Mas seria realmente isso o socialismo?
A necessidade de se retomar a ideia da revolução social
Ou seja, a ideia de um governo que garanta saúde, programas sociais, habitação e emprego, algo como uma espécie de New Deal ou um “estado de bem estar-social” que não altere os fundamentos do modo de produção capitalista. O problema que essa ideia nada tem a ver com socialismo na tradição marxista, a “maneira perfeita de desradicalizar e desacreditar o socialismo é esvaziá-lo de todo seu conteúdo revolucionário e torná-lo perfeitamente compatível com o “status quo”. O fato é que as palavras tem significados, e definições importam. Como socialistas e comunistas, é nossa tarefa defender a definição revolucionária de socialismo.” Como diz Doug Grenn colunista no Left Voice (seção americana do Esquerda Diário).
O que seria o socialismo revolucionário?

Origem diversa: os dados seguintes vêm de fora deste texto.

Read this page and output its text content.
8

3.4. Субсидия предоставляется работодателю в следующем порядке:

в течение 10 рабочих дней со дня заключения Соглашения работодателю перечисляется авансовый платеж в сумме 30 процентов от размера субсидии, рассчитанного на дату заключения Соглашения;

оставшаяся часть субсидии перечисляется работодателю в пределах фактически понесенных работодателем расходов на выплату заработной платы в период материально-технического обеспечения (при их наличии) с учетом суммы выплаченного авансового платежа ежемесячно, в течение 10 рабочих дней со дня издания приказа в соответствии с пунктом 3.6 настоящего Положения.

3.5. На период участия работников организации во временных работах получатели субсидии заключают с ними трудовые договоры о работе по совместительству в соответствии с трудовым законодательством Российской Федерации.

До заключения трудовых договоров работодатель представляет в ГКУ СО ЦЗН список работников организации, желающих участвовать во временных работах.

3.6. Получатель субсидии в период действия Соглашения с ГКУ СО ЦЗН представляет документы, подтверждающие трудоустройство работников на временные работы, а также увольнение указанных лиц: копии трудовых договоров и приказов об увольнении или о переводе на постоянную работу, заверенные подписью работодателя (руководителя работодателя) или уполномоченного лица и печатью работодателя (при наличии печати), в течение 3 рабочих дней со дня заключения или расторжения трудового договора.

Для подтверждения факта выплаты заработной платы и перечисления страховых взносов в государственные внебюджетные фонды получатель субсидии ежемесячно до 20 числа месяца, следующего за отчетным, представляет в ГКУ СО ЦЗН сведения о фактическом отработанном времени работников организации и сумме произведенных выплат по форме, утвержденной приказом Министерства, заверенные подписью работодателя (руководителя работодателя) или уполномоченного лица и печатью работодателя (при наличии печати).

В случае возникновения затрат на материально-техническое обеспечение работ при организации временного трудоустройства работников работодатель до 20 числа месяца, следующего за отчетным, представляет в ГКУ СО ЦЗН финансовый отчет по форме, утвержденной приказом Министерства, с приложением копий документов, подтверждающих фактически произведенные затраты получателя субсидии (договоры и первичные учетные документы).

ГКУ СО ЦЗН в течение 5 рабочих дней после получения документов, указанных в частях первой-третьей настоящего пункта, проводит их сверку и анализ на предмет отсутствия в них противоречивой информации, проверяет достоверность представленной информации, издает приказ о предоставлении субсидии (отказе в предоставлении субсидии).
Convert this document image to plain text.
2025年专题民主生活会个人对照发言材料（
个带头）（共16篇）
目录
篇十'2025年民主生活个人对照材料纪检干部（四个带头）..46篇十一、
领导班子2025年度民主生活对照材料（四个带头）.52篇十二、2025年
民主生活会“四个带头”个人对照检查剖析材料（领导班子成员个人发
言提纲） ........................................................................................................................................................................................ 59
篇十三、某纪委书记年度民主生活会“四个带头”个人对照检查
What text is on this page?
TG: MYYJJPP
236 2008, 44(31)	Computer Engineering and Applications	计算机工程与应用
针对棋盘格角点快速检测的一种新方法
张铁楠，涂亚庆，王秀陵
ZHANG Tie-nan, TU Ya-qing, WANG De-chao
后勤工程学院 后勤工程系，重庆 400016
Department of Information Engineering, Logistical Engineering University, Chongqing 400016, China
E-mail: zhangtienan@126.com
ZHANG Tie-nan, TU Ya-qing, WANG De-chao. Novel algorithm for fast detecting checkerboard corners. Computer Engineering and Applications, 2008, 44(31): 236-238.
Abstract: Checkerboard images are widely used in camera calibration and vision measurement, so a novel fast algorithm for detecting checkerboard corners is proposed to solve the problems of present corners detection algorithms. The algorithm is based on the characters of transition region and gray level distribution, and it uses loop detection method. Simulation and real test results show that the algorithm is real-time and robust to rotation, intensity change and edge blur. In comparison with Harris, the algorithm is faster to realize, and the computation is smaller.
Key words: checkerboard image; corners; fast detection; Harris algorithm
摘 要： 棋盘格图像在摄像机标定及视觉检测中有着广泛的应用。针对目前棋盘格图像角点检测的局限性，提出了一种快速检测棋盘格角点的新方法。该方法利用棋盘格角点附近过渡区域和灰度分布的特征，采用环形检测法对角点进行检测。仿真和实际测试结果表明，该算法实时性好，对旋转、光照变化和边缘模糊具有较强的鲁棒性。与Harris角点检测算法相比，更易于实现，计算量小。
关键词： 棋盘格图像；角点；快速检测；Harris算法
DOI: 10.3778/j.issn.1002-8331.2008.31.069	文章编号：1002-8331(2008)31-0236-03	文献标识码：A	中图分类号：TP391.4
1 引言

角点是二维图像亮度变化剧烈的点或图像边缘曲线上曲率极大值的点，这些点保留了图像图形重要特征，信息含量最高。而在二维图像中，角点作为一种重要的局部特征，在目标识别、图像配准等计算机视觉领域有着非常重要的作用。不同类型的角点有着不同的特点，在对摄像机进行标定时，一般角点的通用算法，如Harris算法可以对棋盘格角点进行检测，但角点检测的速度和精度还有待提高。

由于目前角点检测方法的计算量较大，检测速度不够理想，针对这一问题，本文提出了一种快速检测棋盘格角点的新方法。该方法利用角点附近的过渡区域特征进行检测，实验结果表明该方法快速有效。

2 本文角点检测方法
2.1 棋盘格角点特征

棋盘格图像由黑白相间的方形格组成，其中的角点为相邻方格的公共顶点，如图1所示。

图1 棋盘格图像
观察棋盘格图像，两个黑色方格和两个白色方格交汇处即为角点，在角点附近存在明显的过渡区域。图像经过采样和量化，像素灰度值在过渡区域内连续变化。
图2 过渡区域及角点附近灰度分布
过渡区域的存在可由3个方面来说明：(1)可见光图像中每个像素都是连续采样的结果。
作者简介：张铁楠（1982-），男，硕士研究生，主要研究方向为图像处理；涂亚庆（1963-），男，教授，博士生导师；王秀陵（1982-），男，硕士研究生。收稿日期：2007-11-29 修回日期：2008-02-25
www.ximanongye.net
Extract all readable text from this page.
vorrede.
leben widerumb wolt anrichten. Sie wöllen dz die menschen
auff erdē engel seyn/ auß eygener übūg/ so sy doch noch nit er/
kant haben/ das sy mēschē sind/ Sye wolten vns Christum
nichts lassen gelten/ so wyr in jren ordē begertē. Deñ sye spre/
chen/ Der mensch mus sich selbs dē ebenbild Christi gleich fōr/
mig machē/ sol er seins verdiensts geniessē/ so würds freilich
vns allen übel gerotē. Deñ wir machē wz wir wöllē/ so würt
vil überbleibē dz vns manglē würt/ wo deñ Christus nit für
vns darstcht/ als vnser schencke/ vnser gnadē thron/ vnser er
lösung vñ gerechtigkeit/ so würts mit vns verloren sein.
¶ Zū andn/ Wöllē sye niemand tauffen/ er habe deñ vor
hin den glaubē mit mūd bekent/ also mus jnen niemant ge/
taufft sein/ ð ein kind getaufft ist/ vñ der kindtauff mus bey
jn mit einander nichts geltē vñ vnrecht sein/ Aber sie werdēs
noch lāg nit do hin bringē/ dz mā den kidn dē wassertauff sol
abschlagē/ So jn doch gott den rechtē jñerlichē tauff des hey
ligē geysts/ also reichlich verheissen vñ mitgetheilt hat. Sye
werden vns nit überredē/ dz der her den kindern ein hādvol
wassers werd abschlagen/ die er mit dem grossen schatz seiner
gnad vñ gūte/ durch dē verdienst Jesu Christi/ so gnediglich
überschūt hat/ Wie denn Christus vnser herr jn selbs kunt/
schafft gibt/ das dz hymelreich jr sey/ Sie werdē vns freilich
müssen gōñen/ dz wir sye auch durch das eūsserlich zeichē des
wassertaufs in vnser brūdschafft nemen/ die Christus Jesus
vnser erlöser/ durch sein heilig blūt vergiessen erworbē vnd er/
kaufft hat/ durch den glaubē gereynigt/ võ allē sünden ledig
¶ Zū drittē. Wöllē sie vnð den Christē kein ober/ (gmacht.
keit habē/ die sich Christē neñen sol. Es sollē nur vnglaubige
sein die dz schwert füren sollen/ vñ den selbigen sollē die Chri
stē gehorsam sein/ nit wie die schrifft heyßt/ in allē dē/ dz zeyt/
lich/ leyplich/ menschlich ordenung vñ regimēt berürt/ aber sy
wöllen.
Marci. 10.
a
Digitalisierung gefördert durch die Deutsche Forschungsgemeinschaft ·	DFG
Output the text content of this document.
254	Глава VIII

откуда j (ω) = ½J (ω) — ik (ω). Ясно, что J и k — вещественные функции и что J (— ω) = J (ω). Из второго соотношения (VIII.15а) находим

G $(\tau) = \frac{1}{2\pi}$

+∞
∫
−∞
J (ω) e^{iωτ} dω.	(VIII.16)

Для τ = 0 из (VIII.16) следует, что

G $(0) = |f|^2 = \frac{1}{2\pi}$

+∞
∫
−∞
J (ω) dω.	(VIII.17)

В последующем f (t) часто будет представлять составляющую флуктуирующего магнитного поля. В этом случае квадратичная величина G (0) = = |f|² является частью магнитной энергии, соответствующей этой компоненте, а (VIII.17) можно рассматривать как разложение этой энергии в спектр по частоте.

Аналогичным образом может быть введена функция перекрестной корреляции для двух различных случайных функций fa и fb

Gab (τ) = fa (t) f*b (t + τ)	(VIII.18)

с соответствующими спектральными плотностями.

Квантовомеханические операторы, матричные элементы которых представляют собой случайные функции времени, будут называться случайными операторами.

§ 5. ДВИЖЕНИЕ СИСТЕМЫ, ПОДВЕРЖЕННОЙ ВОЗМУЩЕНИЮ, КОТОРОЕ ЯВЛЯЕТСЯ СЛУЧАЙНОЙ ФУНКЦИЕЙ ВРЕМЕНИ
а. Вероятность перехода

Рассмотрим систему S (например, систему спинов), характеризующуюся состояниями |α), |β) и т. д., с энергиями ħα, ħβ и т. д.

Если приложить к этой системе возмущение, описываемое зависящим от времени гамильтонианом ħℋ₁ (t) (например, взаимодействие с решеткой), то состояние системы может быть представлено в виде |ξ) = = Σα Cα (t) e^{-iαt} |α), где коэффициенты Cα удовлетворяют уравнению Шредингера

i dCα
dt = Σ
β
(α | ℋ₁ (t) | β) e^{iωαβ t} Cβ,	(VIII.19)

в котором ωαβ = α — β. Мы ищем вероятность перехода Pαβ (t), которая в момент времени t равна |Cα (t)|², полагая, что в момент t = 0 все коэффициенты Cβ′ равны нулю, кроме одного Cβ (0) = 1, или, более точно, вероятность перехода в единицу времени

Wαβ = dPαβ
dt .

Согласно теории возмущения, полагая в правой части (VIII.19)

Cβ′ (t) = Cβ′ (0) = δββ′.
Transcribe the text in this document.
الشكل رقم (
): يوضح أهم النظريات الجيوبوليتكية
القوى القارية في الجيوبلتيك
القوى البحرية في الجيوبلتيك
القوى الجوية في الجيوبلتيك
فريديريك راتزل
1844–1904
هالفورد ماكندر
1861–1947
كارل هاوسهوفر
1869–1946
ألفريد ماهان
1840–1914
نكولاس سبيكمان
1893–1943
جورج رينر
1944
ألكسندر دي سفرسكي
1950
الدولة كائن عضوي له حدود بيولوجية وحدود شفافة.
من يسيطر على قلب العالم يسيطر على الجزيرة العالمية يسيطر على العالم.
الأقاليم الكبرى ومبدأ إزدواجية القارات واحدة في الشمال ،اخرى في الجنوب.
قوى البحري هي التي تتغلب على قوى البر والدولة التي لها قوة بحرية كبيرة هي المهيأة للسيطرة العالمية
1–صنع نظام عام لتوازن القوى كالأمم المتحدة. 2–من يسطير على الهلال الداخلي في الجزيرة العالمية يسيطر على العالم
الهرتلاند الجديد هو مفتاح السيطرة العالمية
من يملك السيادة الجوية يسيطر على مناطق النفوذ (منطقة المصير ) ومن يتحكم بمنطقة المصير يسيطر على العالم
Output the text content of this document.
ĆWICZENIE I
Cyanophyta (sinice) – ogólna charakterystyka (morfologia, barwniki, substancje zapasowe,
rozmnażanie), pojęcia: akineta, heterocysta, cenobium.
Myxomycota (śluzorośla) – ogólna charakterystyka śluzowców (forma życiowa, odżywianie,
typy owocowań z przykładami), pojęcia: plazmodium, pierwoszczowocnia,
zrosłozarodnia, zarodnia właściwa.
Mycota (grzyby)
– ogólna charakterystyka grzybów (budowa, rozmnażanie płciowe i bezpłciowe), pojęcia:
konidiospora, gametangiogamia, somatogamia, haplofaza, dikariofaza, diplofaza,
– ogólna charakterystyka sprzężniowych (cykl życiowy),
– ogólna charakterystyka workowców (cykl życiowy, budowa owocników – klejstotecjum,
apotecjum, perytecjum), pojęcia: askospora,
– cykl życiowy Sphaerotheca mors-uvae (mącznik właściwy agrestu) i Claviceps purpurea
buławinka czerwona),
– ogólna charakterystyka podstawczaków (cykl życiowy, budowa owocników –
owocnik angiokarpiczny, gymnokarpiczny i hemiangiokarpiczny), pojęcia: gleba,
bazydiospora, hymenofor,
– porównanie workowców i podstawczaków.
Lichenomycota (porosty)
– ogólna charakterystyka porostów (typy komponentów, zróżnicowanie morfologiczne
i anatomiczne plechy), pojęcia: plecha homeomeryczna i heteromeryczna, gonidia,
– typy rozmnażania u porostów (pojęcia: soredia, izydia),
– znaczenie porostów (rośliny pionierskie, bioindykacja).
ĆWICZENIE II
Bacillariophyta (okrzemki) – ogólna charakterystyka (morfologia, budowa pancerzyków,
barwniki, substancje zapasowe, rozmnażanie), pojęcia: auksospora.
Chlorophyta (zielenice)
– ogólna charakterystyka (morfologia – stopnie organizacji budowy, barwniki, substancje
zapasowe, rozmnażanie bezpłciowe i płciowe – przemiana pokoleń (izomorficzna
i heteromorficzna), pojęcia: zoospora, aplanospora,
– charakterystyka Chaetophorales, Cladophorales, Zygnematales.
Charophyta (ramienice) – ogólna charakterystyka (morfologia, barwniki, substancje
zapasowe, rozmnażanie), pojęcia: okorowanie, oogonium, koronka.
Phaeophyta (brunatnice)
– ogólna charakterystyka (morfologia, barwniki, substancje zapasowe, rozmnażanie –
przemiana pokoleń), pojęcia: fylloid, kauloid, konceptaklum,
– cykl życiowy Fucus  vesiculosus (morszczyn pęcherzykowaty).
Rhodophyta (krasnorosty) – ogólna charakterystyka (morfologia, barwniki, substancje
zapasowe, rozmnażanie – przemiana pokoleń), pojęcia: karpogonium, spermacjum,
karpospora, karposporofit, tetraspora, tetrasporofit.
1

Primeira ideia é que o socialismo não é o fim, mas sim o momento de transição entre as velhas e arcaicas praticas capitalistas, acabando com toda opressão e exploração para criar o comunismo, segundo que para atingir esse estagio é preciso abolir a propriedade privada dos meios de produção, acabar com o lucro e colocar o desenvolvimento das forças produtivas a serviço da sociedade. E por fim, para isso é necessário uma revolução dirigida pela classe trabalhadora, levando atrás de si todos setores oprimidos e a pequena burguesia arruinada, colocando de pé um governo dos trabalhadores.
Essa é uma estratégia genuinamente socialista contra a crise. Os setores de esquerda neoreformista disputam com a extrema direita o espaço anti sistêmico aberto pós crise de 2008, contudo nenhum consegue dar uma alternativa radical a crise, permitindo que a ultra direita dê. A falta de uma política anticapitalista radical, da necessidade da revolução e construção de um estado operário, joga esse neoreformismo novamente nas mãos do regime. A questão é que na política não se trata só de discursos ou boas intenções, as pressões são concretas, e se não se tem uma estratégia clara de rompimento com o capitalismo, o que irá ocorrer será a integração dentro dele. Desse fato decorre a importância desse debate e de construir uma esquerda oposta a toda ofensiva neoliberal que resgate a tradição revolucionária de Lenin, Trotski e do marxismo revolucionário e construam verdadeiros partidos anticapitalistas e com independência de classe, que possam fazer a diferença frente a crise.
[1] – Kautsky acreditava que o imperialismo era uma política específica das grandes potências, que podia ser substituída por outra menos agressiva, a tal ponto em que as potências poderiam “harmonizar-se” dividindo o Globo pacificamente entre si (o “ultraimperialismo”). Trata-se de uma ingenuidade reacionária, já que o imperialismo é uma nova fase da economia capitalista em sua etapa de declínio, que leva a maior concentração da produção e de grandes monopólios.